A bedtime ritual in our house was the playing (in the dark) of cassette story tapes (after reading MANY  sleepytime books, of course). There was a whole series by Jim Weiss based on Greek Myths and Arabian Nights and Sherlock Holmes and Shakespeare that I recall fondly. The kids also loved Jay O’Callaghan’s “Herman and Marguerite.” A real favorite was “Beethoven Lives Upstairs,” a fun and fanciful look at the life of the great composer.  This tape was one of the inspirations for Sheridan to begin composing at a tender age, writing musical notes on everything (including church bulletins). And that great love has continued to this day: Sheridan and Rosie have careers in music, Evan moonlights as a jazz pianist in clubs when away from his Naval duties, PJ and Julie both play piano and thoroughly enjoy musical masterworks.

Could they have gone the sports route? Sure! Steve is a real sports nut and the children grew up watching sports on TV, playing intramural soccer, basketball and baseball, attending the occasional pro game.
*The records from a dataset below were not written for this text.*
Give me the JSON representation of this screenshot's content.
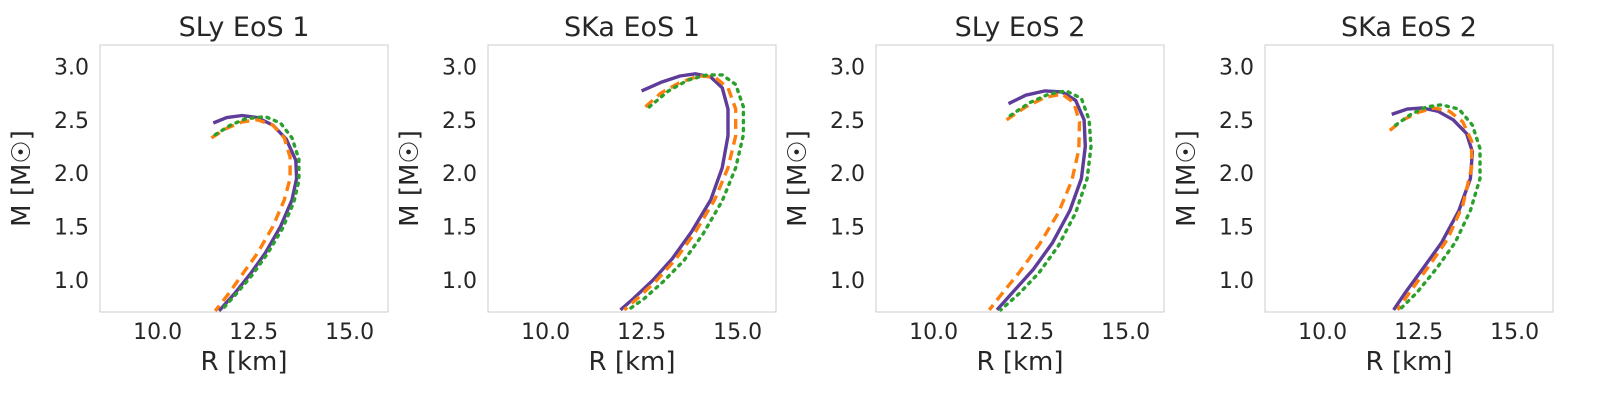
{
  "chart_data": [
    {
      "type": "line",
      "title": "SLy EoS 1",
      "xlabel": "R [km]",
      "ylabel": "M [M☉]",
      "xlim": [
        8.5,
        16.0
      ],
      "ylim": [
        0.7,
        3.2
      ],
      "xticks": [
        "10.0",
        "12.5",
        "15.0"
      ],
      "yticks": [
        "1.0",
        "1.5",
        "2.0",
        "2.5",
        "3.0"
      ],
      "grid": false,
      "series": [
        {
          "color": "#5e3c99",
          "style": "solid",
          "x": [
            11.45,
            11.8,
            12.2,
            12.6,
            13.0,
            13.35,
            13.6,
            13.62,
            13.5,
            13.2,
            12.8,
            12.4,
            12.0,
            11.6
          ],
          "y": [
            2.47,
            2.52,
            2.54,
            2.52,
            2.45,
            2.32,
            2.12,
            1.95,
            1.75,
            1.5,
            1.25,
            1.05,
            0.87,
            0.71
          ]
        },
        {
          "color": "#ff7f0e",
          "style": "dashed",
          "x": [
            11.4,
            11.8,
            12.2,
            12.6,
            13.0,
            13.3,
            13.45,
            13.45,
            13.3,
            13.0,
            12.6,
            12.2,
            11.85,
            11.5
          ],
          "y": [
            2.33,
            2.42,
            2.48,
            2.5,
            2.45,
            2.33,
            2.15,
            1.95,
            1.75,
            1.5,
            1.25,
            1.05,
            0.87,
            0.71
          ]
        },
        {
          "color": "#2ca02c",
          "style": "dotted",
          "x": [
            11.5,
            11.9,
            12.3,
            12.8,
            13.2,
            13.5,
            13.68,
            13.68,
            13.55,
            13.25,
            12.85,
            12.45,
            12.05,
            11.65
          ],
          "y": [
            2.36,
            2.45,
            2.51,
            2.53,
            2.47,
            2.33,
            2.13,
            1.93,
            1.73,
            1.48,
            1.24,
            1.04,
            0.87,
            0.71
          ]
        }
      ]
    },
    {
      "type": "line",
      "title": "SKa EoS 1",
      "xlabel": "R [km]",
      "ylabel": "M [M☉]",
      "xlim": [
        8.5,
        16.0
      ],
      "ylim": [
        0.7,
        3.2
      ],
      "xticks": [
        "10.0",
        "12.5",
        "15.0"
      ],
      "yticks": [
        "1.0",
        "1.5",
        "2.0",
        "2.5",
        "3.0"
      ],
      "grid": false,
      "series": [
        {
          "color": "#5e3c99",
          "style": "solid",
          "x": [
            12.5,
            13.0,
            13.5,
            13.9,
            14.3,
            14.6,
            14.75,
            14.75,
            14.6,
            14.3,
            13.8,
            13.3,
            12.8,
            12.3,
            11.95
          ],
          "y": [
            2.77,
            2.85,
            2.91,
            2.93,
            2.9,
            2.8,
            2.6,
            2.35,
            2.05,
            1.75,
            1.45,
            1.2,
            1.0,
            0.83,
            0.72
          ]
        },
        {
          "color": "#ff7f0e",
          "style": "dashed",
          "x": [
            12.6,
            13.0,
            13.5,
            14.0,
            14.4,
            14.75,
            14.95,
            14.95,
            14.75,
            14.4,
            13.9,
            13.4,
            12.9,
            12.4,
            12.05
          ],
          "y": [
            2.62,
            2.75,
            2.85,
            2.91,
            2.9,
            2.8,
            2.6,
            2.35,
            2.05,
            1.75,
            1.45,
            1.2,
            1.0,
            0.83,
            0.72
          ]
        },
        {
          "color": "#2ca02c",
          "style": "dotted",
          "x": [
            12.7,
            13.2,
            13.7,
            14.2,
            14.6,
            14.95,
            15.15,
            15.15,
            14.95,
            14.6,
            14.1,
            13.6,
            13.05,
            12.55,
            12.15
          ],
          "y": [
            2.62,
            2.77,
            2.87,
            2.92,
            2.92,
            2.83,
            2.62,
            2.36,
            2.05,
            1.74,
            1.43,
            1.18,
            0.98,
            0.82,
            0.72
          ]
        }
      ]
    },
    {
      "type": "line",
      "title": "SLy EoS 2",
      "xlabel": "R [km]",
      "ylabel": "M [M☉]",
      "xlim": [
        8.5,
        16.0
      ],
      "ylim": [
        0.7,
        3.2
      ],
      "xticks": [
        "10.0",
        "12.5",
        "15.0"
      ],
      "yticks": [
        "1.0",
        "1.5",
        "2.0",
        "2.5",
        "3.0"
      ],
      "grid": false,
      "series": [
        {
          "color": "#5e3c99",
          "style": "solid",
          "x": [
            11.95,
            12.4,
            12.9,
            13.35,
            13.7,
            13.92,
            13.95,
            13.85,
            13.55,
            13.1,
            12.6,
            12.1,
            11.65
          ],
          "y": [
            2.65,
            2.73,
            2.77,
            2.76,
            2.68,
            2.5,
            2.25,
            1.95,
            1.65,
            1.35,
            1.1,
            0.9,
            0.72
          ]
        },
        {
          "color": "#ff7f0e",
          "style": "dashed",
          "x": [
            11.9,
            12.4,
            12.9,
            13.35,
            13.65,
            13.8,
            13.78,
            13.6,
            13.25,
            12.75,
            12.25,
            11.8,
            11.45
          ],
          "y": [
            2.5,
            2.62,
            2.71,
            2.74,
            2.66,
            2.48,
            2.22,
            1.93,
            1.63,
            1.33,
            1.08,
            0.88,
            0.72
          ]
        },
        {
          "color": "#2ca02c",
          "style": "dotted",
          "x": [
            12.0,
            12.5,
            13.0,
            13.45,
            13.85,
            14.05,
            14.1,
            14.0,
            13.7,
            13.25,
            12.75,
            12.25,
            11.75
          ],
          "y": [
            2.54,
            2.66,
            2.74,
            2.77,
            2.7,
            2.5,
            2.25,
            1.95,
            1.63,
            1.32,
            1.07,
            0.88,
            0.72
          ]
        }
      ]
    },
    {
      "type": "line",
      "title": "SKa EoS 2",
      "xlabel": "R [km]",
      "ylabel": "M [M☉]",
      "xlim": [
        8.5,
        16.0
      ],
      "ylim": [
        0.7,
        3.2
      ],
      "xticks": [
        "10.0",
        "12.5",
        "15.0"
      ],
      "yticks": [
        "1.0",
        "1.5",
        "2.0",
        "2.5",
        "3.0"
      ],
      "grid": false,
      "series": [
        {
          "color": "#5e3c99",
          "style": "solid",
          "x": [
            11.8,
            12.2,
            12.6,
            13.0,
            13.4,
            13.75,
            13.9,
            13.85,
            13.55,
            13.1,
            12.6,
            12.15,
            11.85
          ],
          "y": [
            2.55,
            2.6,
            2.61,
            2.58,
            2.5,
            2.37,
            2.2,
            1.95,
            1.65,
            1.35,
            1.1,
            0.88,
            0.72
          ]
        },
        {
          "color": "#ff7f0e",
          "style": "dashed",
          "x": [
            11.75,
            12.1,
            12.5,
            12.9,
            13.3,
            13.65,
            13.88,
            13.88,
            13.65,
            13.25,
            12.75,
            12.3,
            11.95
          ],
          "y": [
            2.4,
            2.5,
            2.57,
            2.61,
            2.58,
            2.48,
            2.3,
            2.05,
            1.7,
            1.38,
            1.12,
            0.9,
            0.72
          ]
        },
        {
          "color": "#2ca02c",
          "style": "dotted",
          "x": [
            11.9,
            12.3,
            12.7,
            13.1,
            13.55,
            13.9,
            14.1,
            14.1,
            13.85,
            13.45,
            12.95,
            12.45,
            12.0
          ],
          "y": [
            2.45,
            2.55,
            2.62,
            2.64,
            2.6,
            2.45,
            2.23,
            1.95,
            1.65,
            1.35,
            1.1,
            0.88,
            0.72
          ]
        }
      ]
    }
  ]
}
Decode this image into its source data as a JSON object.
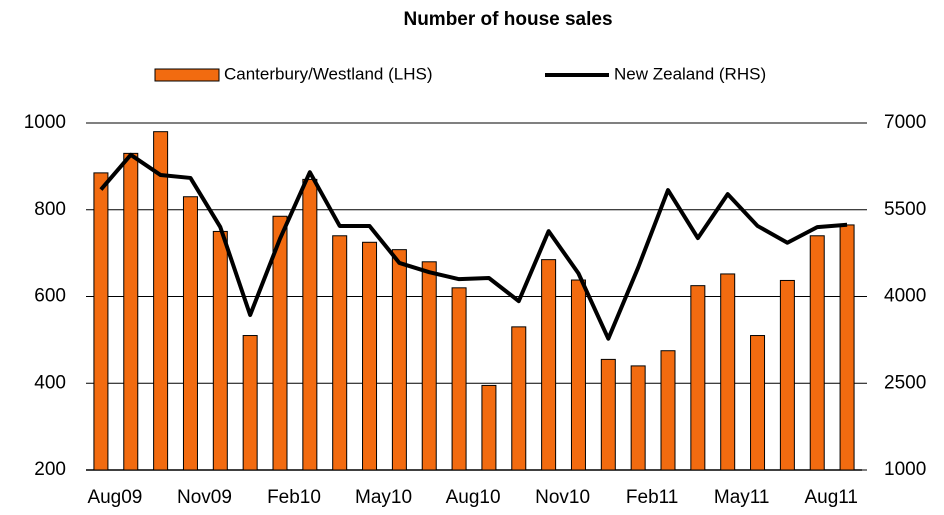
{
  "chart_data": {
    "type": "bar-line",
    "title": "Number of house sales",
    "categories": [
      "Aug09",
      null,
      null,
      "Nov09",
      null,
      null,
      "Feb10",
      null,
      null,
      "May10",
      null,
      null,
      "Aug10",
      null,
      null,
      "Nov10",
      null,
      null,
      "Feb11",
      null,
      null,
      "May11",
      null,
      null,
      "Aug11",
      null
    ],
    "series": [
      {
        "name": "Canterbury/Westland (LHS)",
        "type": "bar",
        "color": "#f26b10",
        "values": [
          885,
          930,
          980,
          830,
          750,
          510,
          785,
          870,
          740,
          725,
          708,
          680,
          620,
          395,
          530,
          685,
          638,
          455,
          440,
          475,
          625,
          652,
          510,
          637,
          740,
          765
        ]
      },
      {
        "name": "New Zealand (RHS)",
        "type": "line",
        "axis": "y2",
        "color": "#000000",
        "values": [
          5850,
          6450,
          6100,
          6050,
          5200,
          3680,
          5000,
          6150,
          5220,
          5220,
          4580,
          4420,
          4300,
          4320,
          3920,
          5130,
          4400,
          3270,
          4500,
          5840,
          5010,
          5770,
          5220,
          4930,
          5200,
          5240
        ]
      }
    ],
    "ylim": [
      200,
      1000
    ],
    "yticks": [
      200,
      400,
      600,
      800,
      1000
    ],
    "y2lim": [
      1000,
      7000
    ],
    "y2ticks": [
      1000,
      2500,
      4000,
      5500,
      7000
    ],
    "grid": true,
    "legend": "top"
  }
}
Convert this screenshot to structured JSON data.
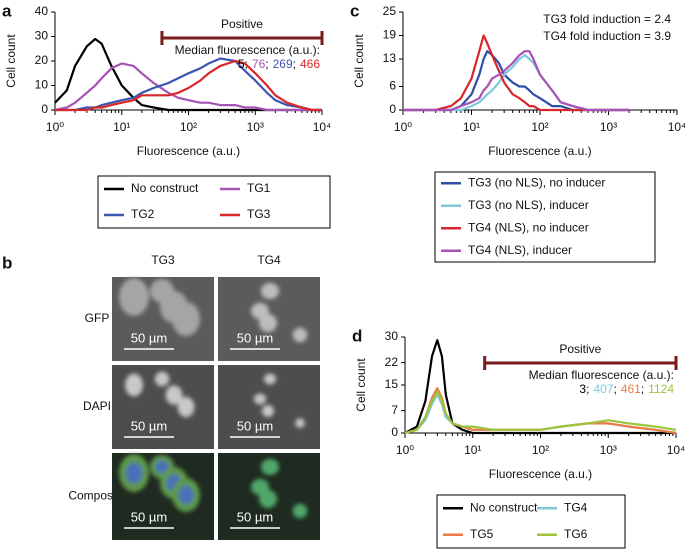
{
  "chart_data": [
    {
      "type": "line",
      "panel": "a",
      "x_label": "Fluorescence (a.u.)",
      "y_label": "Cell count",
      "xlog": true,
      "xlim": [
        1,
        10000
      ],
      "xticks": [
        {
          "value": 1,
          "label": "10⁰"
        },
        {
          "value": 10,
          "label": "10¹"
        },
        {
          "value": 100,
          "label": "10²"
        },
        {
          "value": 1000,
          "label": "10³"
        },
        {
          "value": 10000,
          "label": "10⁴"
        }
      ],
      "ylim": [
        0,
        40
      ],
      "yticks": [
        0,
        10,
        20,
        30,
        40
      ],
      "x": [
        1,
        1.5,
        2,
        3,
        4,
        5,
        7,
        10,
        15,
        20,
        30,
        50,
        70,
        100,
        150,
        200,
        300,
        500,
        700,
        1000,
        1500,
        2000,
        3000,
        5000,
        7000,
        10000
      ],
      "series": [
        {
          "name": "No construct",
          "color": "#000000",
          "median": 5,
          "values": [
            3,
            8,
            18,
            26,
            29,
            27,
            18,
            10,
            5,
            2,
            1,
            0,
            0,
            0,
            0,
            0,
            0,
            0,
            0,
            0,
            0,
            0,
            0,
            0,
            0,
            0
          ]
        },
        {
          "name": "TG1",
          "color": "#a653b5",
          "median": 76,
          "values": [
            0,
            1,
            3,
            7,
            10,
            13,
            17,
            19,
            18,
            15,
            11,
            7,
            5,
            4,
            3,
            3,
            2,
            2,
            1,
            1,
            0,
            0,
            0,
            0,
            0,
            0
          ]
        },
        {
          "name": "TG2",
          "color": "#3b55b0",
          "median": 269,
          "values": [
            0,
            0,
            0,
            1,
            1,
            2,
            3,
            4,
            5,
            7,
            9,
            11,
            13,
            15,
            17,
            19,
            21,
            20,
            16,
            12,
            7,
            4,
            2,
            1,
            0,
            0
          ]
        },
        {
          "name": "TG3",
          "color": "#d8262a",
          "median": 466,
          "values": [
            0,
            0,
            0,
            0,
            1,
            1,
            2,
            3,
            4,
            6,
            6,
            6,
            7,
            9,
            12,
            15,
            18,
            20,
            19,
            15,
            10,
            6,
            3,
            1,
            0,
            0
          ]
        }
      ],
      "gate_label": "Positive",
      "positive_gate": [
        40,
        10000
      ],
      "gate_color": "#7a1a1a",
      "median_title": "Median fluorescence (a.u.):",
      "median_separator": ";",
      "legend_columns": 2
    },
    {
      "type": "line",
      "panel": "c",
      "x_label": "Fluorescence (a.u.)",
      "y_label": "Cell count",
      "xlog": true,
      "xlim": [
        1,
        10000
      ],
      "xticks": [
        {
          "value": 1,
          "label": "10⁰"
        },
        {
          "value": 10,
          "label": "10¹"
        },
        {
          "value": 100,
          "label": "10²"
        },
        {
          "value": 1000,
          "label": "10³"
        },
        {
          "value": 10000,
          "label": "10⁴"
        }
      ],
      "ylim": [
        0,
        25
      ],
      "yticks": [
        0,
        6,
        13,
        19,
        25
      ],
      "x": [
        1,
        2,
        3,
        5,
        7,
        10,
        13,
        15,
        17,
        20,
        25,
        30,
        40,
        50,
        60,
        70,
        80,
        100,
        150,
        200,
        300,
        500,
        1000,
        2000
      ],
      "series": [
        {
          "name": "TG3 (no NLS), no inducer",
          "color": "#2e4fa8",
          "values": [
            0,
            0,
            0,
            0,
            1,
            4,
            9,
            13,
            15,
            14,
            12,
            9,
            7,
            6,
            6,
            5,
            4,
            3,
            1,
            1,
            0,
            0,
            0,
            0
          ]
        },
        {
          "name": "TG3 (no NLS), inducer",
          "color": "#7fc8dc",
          "values": [
            0,
            0,
            0,
            0,
            0,
            1,
            2,
            3,
            4,
            5,
            7,
            9,
            11,
            13,
            14,
            13,
            12,
            9,
            5,
            2,
            1,
            0,
            0,
            0
          ]
        },
        {
          "name": "TG4 (NLS), no inducer",
          "color": "#d8262a",
          "values": [
            0,
            0,
            0,
            1,
            3,
            8,
            15,
            19,
            17,
            14,
            10,
            7,
            4,
            3,
            2,
            1,
            1,
            0,
            0,
            0,
            0,
            0,
            0,
            0
          ]
        },
        {
          "name": "TG4 (NLS), inducer",
          "color": "#a653b5",
          "values": [
            0,
            0,
            0,
            0,
            1,
            2,
            3,
            5,
            6,
            8,
            9,
            10,
            12,
            14,
            15,
            15,
            13,
            9,
            5,
            2,
            1,
            0,
            0,
            0
          ]
        }
      ],
      "annotations": [
        "TG3 fold induction = 2.4",
        "TG4 fold induction = 3.9"
      ],
      "legend_columns": 1
    },
    {
      "type": "line",
      "panel": "d",
      "x_label": "Fluorescence (a.u.)",
      "y_label": "Cell count",
      "xlog": true,
      "xlim": [
        1,
        10000
      ],
      "xticks": [
        {
          "value": 1,
          "label": "10⁰"
        },
        {
          "value": 10,
          "label": "10¹"
        },
        {
          "value": 100,
          "label": "10²"
        },
        {
          "value": 1000,
          "label": "10³"
        },
        {
          "value": 10000,
          "label": "10⁴"
        }
      ],
      "ylim": [
        0,
        30
      ],
      "yticks": [
        0,
        7,
        15,
        22,
        30
      ],
      "x": [
        1,
        1.5,
        2,
        2.5,
        3,
        3.5,
        4,
        5,
        7,
        10,
        20,
        50,
        100,
        200,
        500,
        1000,
        2000,
        5000,
        10000
      ],
      "series": [
        {
          "name": "No construct",
          "color": "#000000",
          "median": 3,
          "values": [
            0,
            2,
            10,
            24,
            29,
            24,
            12,
            3,
            1,
            0,
            0,
            0,
            0,
            0,
            0,
            0,
            0,
            0,
            0
          ]
        },
        {
          "name": "TG4",
          "color": "#7fc8dc",
          "median": 407,
          "values": [
            0,
            1,
            4,
            9,
            12,
            9,
            5,
            3,
            2,
            1,
            1,
            1,
            1,
            2,
            3,
            3,
            2,
            1,
            0
          ]
        },
        {
          "name": "TG5",
          "color": "#ec7a45",
          "median": 461,
          "values": [
            0,
            1,
            5,
            11,
            14,
            11,
            6,
            3,
            2,
            1,
            1,
            1,
            1,
            2,
            3,
            3,
            2,
            1,
            0
          ]
        },
        {
          "name": "TG6",
          "color": "#9cc43c",
          "median": 1124,
          "values": [
            0,
            1,
            5,
            10,
            13,
            10,
            6,
            3,
            2,
            2,
            1,
            1,
            1,
            2,
            3,
            4,
            3,
            2,
            1
          ]
        }
      ],
      "gate_label": "Positive",
      "positive_gate": [
        15,
        10000
      ],
      "gate_color": "#7a1a1a",
      "median_title": "Median fluorescence (a.u.):",
      "median_separator": ";",
      "legend_columns": 2
    }
  ],
  "image_panel": {
    "panel": "b",
    "columns": [
      "TG3",
      "TG4"
    ],
    "rows": [
      "GFP",
      "DAPI",
      "Composite"
    ],
    "scale_bar": "50 µm"
  }
}
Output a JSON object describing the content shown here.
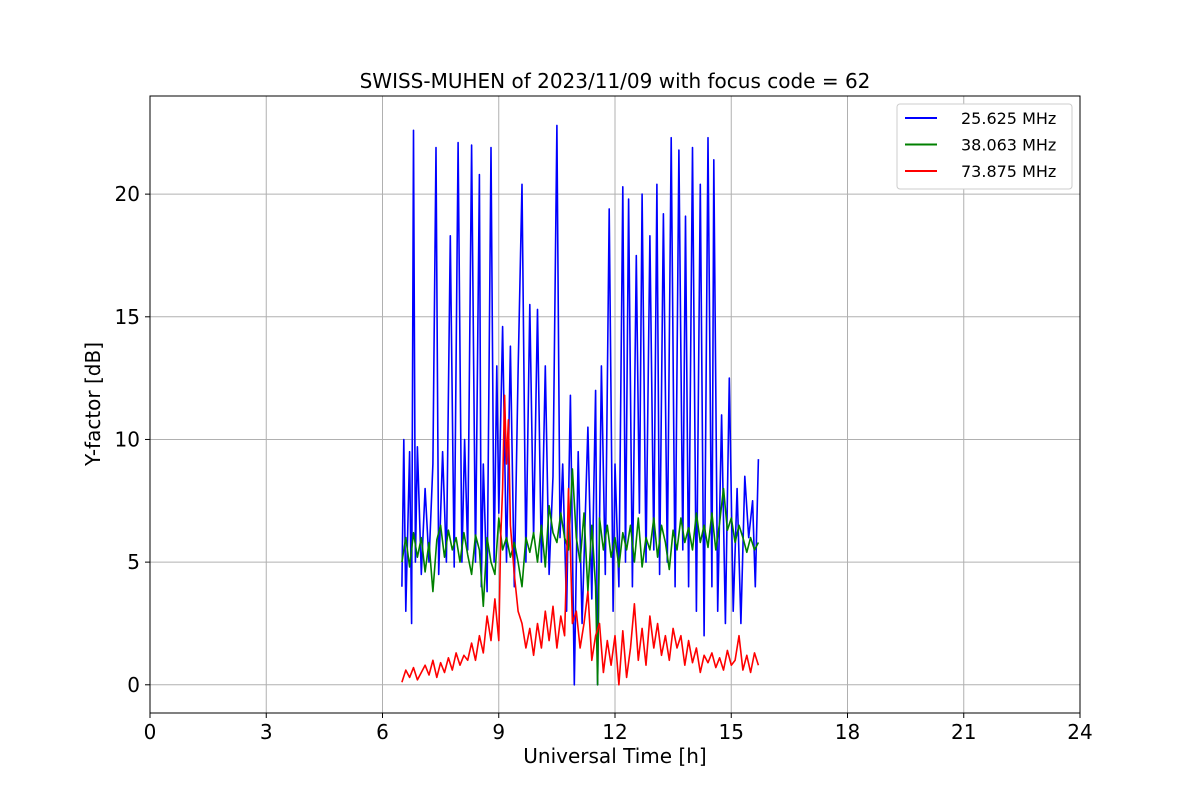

I know many families for whom sports is the touchstone, the rallying point, the family inspiration, and that’s great. We all of us need something transcendent to get us through the daily drudgery, something true and beautiful and beyond our regular existence.

If you haven’t already done it, I encourage you to find a family passion, be it travel or art or cooking or great books. Revel in it together, and in so doing ramp up the quality of your lives.

For us, the passion was “Bahms.” What will it be for you?




Tuesday, August 7, 2012

Radiohead

When I remember my Dad, and I often do, my primary image is Dad and radios. He had a large, tan-colored radio that, on clear summer nights, picked up frequencies from all over the world. He would sit out on the porch at the beach, twiddling the dials, hunched over the amazing electronic device with his smoldering cigarette and cold beer. For hours on end, he would listen intently as voices of every language would travel across oceans and mountains to reach him…Russia. Germany. Japan. Italy. As far as I know, Dad never studied a foreign language in his life, so I can only imagine what this cascade of alien verbiage meant to him—but it clearly meant something, because he kept listening. Long into the night, Tom focused on the exotic and beautiful tones of strange speakers talking of unknown people and things. 

1936, New York City. 


It is evening in an apartment near Gramercy Park. Little Tommy is home, ready for dinner. He has tales to tell of his day at Epiphany School. But no one is there to listen. The Cunningham apartment is dark, except for the kitchen light. Veenie, the housekeeper, is fixing dinner for a solitary small boy. His parents are out on the town, as usual. Tommy eats his spaghetti and meatballs. He retreats to his room as Veenie does the dishes. On his desk is a large brown radio. He fiddles with the dials and listens. Big band music. News.  A vital, exciting world. A world where Tommy can sit, in silence, and let life wash over him.

Another radio memory. Tom always owned an array of police radios and scanners, though he was never a member of the force. At night, he would sit at his desk and listen as rapid-fire codes and static filled the air. One week when he was away on business, I sneaked into his office and found a glossary of police numbers and their meanings. Friday night, I sauntered into the room and casually commented, “10-30? Guess that’s a robbery in progress, huh?” His cold response: “No, you’re wrong. Why did you think that?” Mortified, I mumbled that I’d studied his crib sheet. “Well, that explains it. That list is years old. The codes aren’t accurate anymore.” I remember fleeing the room, red faced and in tears, vowing never to try with Tom Cunningham again.

Dad will be gone 19 years next Spring. The tan radio is also history, in some landfill somewhere. Ditto the big black police scanner with its flashing lights and incomprehensible vocabulary. 


But every time I listen to the radio, I remember him. The little boy in the lonely kitchen. The lonely adult in his office.  I can’t remember much that he ever said to me, which makes my heart ache sometimes. But, more often, my heart aches for Tommy, every Tommy, sitting on the sidelines of life. Listening, silently, to disembodied voices in the night. Wondering if they will ever, ever connect.